Dreamforce 16: The Stakes are Increasing for Fintech Innovation
October 10, 2016
Technological disruption within the financial services industry has been a hot topic of conversation for awhile now. The stakes are large and financial firms are aggressive in their response to the changing market.
Naturally, this has played a central role at Salesforce.com’s Dreamforce (#DF16) conference for the last few years, and its recent 2016 event was no different. But after attending Dreamforce 16, there were a few noticeable differences. The conversation has now focused on:
- How the digital transformation and innovation that have been a vision for so long is now becoming a reality; and
- How the overwhelming consensus now is that financial relationship managers are not going away and, in fact, are becoming more critical to deepening trust and customer relationships.
How are firms approaching digital transformation?
The financial services industry is all about building trust with the customer while adding value. Therefore, every customer interaction – whether no touch, low touch or high touch – needs to contribute toward building that trust. The strategy being deployed by financial services firms to achieve this is threefold:
- On demand
The goal? To create a frictionless customer experience that is transparent and puts the customer in control. In other words, enabling that interaction to be anytime, anywhere, from any device.
To achieve this, heavy investments are being made in the back office – on vertically focused customer relationship management (CRM) operating systems and applications focused on process automation, integration of various data silos, and the creation of efficient workflows that provide a 360-degree view of the customer. All of this is now reality.
At this point you must be thinking, I know this already, so what? We’ll get to that …
What does this mean for the different stakeholders?
For customers, this means always being able to: access their bank or credit card accounts online; see at what stage their insurance claim is through every step of the process; choose what possessions they want insure and for how long; receive promotions for products and services that are actually relevant to them; chat with a customer service representative on demand. The list goes on and on.

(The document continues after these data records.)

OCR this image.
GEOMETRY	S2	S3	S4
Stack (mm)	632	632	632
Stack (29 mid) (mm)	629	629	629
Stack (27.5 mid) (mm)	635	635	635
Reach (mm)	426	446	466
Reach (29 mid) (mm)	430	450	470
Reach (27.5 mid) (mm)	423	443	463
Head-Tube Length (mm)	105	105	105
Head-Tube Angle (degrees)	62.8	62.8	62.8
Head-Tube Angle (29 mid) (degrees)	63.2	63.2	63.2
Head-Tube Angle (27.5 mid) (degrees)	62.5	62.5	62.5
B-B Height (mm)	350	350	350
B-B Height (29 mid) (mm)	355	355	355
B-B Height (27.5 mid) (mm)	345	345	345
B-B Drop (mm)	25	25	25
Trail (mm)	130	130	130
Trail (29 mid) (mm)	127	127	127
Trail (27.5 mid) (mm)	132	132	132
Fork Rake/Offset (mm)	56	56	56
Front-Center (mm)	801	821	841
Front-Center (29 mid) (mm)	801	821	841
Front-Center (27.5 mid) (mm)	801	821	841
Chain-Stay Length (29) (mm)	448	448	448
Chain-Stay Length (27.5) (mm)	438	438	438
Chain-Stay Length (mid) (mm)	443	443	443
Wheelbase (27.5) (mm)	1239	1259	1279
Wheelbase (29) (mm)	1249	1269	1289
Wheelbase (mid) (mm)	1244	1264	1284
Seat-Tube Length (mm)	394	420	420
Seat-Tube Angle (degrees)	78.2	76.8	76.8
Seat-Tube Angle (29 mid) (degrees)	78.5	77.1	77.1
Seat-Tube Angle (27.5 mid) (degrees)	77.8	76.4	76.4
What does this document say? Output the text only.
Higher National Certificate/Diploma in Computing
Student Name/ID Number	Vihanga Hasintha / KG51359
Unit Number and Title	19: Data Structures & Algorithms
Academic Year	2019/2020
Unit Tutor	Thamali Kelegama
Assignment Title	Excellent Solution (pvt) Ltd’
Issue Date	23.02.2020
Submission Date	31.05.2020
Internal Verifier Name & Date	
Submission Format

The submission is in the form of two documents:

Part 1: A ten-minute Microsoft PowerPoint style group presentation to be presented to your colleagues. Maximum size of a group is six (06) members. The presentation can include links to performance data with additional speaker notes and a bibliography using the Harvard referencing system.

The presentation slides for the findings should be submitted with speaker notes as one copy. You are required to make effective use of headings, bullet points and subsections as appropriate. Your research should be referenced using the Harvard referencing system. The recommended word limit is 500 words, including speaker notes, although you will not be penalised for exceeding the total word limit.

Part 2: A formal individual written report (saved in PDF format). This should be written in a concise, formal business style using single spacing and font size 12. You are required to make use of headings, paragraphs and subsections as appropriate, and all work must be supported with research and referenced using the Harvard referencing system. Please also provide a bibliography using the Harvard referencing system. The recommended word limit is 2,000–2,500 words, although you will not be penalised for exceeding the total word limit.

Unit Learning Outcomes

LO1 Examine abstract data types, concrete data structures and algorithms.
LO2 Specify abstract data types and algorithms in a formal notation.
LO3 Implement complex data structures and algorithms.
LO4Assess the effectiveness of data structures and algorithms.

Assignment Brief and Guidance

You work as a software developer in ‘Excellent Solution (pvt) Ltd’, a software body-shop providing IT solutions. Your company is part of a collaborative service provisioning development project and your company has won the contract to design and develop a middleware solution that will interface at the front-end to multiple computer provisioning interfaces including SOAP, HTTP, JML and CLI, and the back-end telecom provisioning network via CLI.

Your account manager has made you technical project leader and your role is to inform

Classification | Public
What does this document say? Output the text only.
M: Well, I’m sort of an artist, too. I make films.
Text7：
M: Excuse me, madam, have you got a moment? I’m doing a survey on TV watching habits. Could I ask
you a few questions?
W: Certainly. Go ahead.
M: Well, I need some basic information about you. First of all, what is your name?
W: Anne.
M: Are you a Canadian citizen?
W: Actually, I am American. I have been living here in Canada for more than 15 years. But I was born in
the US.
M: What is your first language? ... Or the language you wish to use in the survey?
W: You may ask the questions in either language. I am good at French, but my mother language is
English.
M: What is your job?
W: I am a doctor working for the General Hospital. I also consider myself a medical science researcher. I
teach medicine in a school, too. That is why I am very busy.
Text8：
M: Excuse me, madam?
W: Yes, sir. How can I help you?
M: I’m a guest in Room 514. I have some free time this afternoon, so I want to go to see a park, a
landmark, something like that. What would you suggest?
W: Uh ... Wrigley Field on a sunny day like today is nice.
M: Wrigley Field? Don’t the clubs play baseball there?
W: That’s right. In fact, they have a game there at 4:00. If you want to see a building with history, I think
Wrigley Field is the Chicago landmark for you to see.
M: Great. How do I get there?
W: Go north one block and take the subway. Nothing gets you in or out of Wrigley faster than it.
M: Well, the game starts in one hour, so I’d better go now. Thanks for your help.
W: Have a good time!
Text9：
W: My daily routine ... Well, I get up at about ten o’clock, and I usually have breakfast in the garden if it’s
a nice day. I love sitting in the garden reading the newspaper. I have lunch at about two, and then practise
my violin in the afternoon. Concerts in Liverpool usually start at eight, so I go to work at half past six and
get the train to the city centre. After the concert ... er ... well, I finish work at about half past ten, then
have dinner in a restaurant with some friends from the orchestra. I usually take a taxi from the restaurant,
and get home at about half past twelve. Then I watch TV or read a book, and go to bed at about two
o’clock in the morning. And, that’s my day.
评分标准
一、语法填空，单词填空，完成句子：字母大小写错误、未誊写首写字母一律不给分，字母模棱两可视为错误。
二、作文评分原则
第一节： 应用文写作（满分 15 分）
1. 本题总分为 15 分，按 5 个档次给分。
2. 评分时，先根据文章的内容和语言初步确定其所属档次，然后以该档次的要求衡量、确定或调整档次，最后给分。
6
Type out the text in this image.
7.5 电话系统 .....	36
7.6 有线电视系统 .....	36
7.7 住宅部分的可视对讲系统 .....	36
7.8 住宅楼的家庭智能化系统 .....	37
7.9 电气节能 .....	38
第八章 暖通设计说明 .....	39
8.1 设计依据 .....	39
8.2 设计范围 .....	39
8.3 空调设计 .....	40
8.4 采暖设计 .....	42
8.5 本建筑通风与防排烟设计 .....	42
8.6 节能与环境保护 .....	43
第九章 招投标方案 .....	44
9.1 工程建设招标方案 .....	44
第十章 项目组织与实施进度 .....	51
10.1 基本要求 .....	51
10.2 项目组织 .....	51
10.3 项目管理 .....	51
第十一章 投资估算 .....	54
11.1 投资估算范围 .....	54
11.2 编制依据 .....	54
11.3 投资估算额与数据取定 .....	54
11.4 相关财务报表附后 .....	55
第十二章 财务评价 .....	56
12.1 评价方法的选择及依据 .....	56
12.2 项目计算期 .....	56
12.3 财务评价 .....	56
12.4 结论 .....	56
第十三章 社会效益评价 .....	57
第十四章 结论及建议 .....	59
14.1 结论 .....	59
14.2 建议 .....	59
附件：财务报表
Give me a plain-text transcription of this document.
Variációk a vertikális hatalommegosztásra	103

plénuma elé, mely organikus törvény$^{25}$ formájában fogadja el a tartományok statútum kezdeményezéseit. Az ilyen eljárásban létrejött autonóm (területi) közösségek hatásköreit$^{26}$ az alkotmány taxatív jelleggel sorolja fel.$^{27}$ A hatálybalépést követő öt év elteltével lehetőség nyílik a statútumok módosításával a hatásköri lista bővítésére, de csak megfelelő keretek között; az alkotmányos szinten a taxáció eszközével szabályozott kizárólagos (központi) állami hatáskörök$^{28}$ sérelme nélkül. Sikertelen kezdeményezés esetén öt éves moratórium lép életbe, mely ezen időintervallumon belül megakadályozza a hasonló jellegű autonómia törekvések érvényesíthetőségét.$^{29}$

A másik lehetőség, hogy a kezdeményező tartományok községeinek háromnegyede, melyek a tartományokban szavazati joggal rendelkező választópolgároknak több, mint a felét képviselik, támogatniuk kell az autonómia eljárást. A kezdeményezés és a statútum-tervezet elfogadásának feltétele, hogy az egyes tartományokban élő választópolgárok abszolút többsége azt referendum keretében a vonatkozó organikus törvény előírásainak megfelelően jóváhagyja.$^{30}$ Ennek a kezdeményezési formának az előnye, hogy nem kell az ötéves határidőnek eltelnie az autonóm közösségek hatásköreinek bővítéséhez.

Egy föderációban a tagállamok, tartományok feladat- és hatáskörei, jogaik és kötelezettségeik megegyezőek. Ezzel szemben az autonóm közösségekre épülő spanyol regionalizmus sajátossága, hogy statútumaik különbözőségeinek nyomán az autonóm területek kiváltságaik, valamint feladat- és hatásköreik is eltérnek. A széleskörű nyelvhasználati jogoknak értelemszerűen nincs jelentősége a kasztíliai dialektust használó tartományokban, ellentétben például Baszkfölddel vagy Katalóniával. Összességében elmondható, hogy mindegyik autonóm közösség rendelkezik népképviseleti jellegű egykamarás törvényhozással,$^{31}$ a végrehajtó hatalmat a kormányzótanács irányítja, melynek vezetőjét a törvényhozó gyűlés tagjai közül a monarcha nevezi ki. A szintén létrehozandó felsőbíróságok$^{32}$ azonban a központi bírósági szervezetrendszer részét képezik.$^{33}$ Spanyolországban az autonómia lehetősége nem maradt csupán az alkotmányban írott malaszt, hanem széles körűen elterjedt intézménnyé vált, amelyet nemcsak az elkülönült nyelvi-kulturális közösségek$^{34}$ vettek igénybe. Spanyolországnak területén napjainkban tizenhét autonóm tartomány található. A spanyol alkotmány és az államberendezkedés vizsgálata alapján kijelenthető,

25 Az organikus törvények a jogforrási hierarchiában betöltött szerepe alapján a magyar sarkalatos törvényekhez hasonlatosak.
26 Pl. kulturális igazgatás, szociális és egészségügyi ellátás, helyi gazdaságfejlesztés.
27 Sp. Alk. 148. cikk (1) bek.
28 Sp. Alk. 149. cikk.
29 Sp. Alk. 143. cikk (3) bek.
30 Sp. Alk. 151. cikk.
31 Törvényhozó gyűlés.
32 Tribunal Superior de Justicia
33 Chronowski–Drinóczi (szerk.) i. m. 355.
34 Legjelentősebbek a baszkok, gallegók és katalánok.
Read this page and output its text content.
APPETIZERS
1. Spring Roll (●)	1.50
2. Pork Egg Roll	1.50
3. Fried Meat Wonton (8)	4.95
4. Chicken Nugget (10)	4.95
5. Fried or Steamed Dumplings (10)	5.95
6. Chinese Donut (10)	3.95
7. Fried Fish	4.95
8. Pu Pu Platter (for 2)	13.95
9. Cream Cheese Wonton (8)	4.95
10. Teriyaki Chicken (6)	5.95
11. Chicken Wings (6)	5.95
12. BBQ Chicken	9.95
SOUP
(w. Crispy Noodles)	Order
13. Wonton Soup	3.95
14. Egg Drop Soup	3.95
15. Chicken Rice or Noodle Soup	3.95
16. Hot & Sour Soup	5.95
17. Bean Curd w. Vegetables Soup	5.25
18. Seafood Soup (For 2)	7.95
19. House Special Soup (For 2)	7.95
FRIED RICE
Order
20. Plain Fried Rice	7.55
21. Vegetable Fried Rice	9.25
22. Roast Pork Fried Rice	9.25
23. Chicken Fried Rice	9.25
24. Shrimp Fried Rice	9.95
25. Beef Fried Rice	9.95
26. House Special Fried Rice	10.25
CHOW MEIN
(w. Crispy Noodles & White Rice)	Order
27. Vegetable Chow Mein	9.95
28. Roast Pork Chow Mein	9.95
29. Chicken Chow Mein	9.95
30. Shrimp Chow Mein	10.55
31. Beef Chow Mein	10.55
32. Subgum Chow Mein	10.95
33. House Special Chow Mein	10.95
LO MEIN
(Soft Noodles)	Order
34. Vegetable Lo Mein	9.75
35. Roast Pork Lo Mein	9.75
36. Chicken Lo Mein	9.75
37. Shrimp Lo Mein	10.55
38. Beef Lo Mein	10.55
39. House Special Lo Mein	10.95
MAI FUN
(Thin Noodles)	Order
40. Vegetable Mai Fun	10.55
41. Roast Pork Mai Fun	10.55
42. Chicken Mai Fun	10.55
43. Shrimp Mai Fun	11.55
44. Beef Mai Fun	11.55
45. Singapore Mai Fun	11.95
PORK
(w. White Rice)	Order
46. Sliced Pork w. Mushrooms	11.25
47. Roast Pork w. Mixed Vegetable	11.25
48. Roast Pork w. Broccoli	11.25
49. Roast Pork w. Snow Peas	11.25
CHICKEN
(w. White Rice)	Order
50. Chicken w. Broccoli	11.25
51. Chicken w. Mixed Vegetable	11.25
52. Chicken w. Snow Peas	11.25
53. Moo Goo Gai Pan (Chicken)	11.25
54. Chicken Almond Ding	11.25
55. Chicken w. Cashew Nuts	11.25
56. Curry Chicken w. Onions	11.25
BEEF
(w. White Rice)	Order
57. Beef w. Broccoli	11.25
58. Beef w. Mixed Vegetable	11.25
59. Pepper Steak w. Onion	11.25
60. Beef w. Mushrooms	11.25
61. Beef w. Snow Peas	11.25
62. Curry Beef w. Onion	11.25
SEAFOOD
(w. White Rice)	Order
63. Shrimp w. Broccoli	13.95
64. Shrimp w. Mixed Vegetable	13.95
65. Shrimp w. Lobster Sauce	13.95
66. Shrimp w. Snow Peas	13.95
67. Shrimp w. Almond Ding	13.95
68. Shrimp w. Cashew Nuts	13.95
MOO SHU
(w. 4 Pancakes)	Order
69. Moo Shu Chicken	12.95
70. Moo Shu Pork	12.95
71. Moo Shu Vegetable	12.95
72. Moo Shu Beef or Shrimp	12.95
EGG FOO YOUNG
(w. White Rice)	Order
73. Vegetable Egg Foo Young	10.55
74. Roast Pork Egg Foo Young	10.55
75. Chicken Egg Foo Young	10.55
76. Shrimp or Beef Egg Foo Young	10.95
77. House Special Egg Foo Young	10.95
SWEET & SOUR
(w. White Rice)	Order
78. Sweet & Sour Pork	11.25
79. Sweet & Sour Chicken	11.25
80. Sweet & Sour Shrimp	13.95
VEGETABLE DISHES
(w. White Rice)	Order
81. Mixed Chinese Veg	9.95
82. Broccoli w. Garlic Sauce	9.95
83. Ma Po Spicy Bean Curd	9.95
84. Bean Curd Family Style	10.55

For firms, it means no longer just focusing your go-to-market (GTM) approach by “skimming from the top” and serving segments of the market that were previously underserved or could not be served at all. It means moving past the transactional and toward the relationship, and shifting focus to delivering value, not selling products and services. In short, it means growth.
For relationship managers, this means no longer having to: spend hours on mundane administrative activities; toggle among 10 different systems to find the information you need; enter the same customer information again and again; go through hurdles just to figure out who else in your organization is touching the customer. Instead, it means having an entire view of the customer and efficiently collaborating with your peers with better, more intelligent data around how to best serve the customer. All of this innovation translates to added capacity to reach that holy grail: opportunity to spend more time with customers. But it stops there.
What is the next phase?
The investments made in the back office have had an enormous front office impact for the no-touch/low-touch customers; however they have fallen short for the high touch. The trust established during the no/low-touch phase of the customer relationship needs to be pursued and deepened by relationship managers. Investments to date have better positioned relationship managers to be high touch, but they do not actually cross the chasm to enable customer engagement.
The next phase of investment needs to focus on the high-touch front office by enabling relationship managers to engage customers at scale. This means automating customer interactions in a personalized way by helping relationship managers know what to say, when to say it, and to whom. In order to achieve this, relationship managers need access to all of the digital communication channels that their customers use in their daily lives, such as social media, websites, email, and SMS. And it needs to check that pesky compliance box.
Conclusion: the winners
First, the customers. Full stop. It’s a great time to be a customer!
From an industry perspective, the winners in this digitally transformed world will be those firms that invest in both back office and front office, low touch and high touch. This means continuing the investments made in the back office that automate the operational side of the relationship managers’ day-to-day. However, it also means investing in the front office for the high-touch customer segment, including tools that allow relationship managers to digitally engage their customers at scale. Because at the end of the day, getting to know your customer can’t just be on a data level; it needs to be on a human level, too.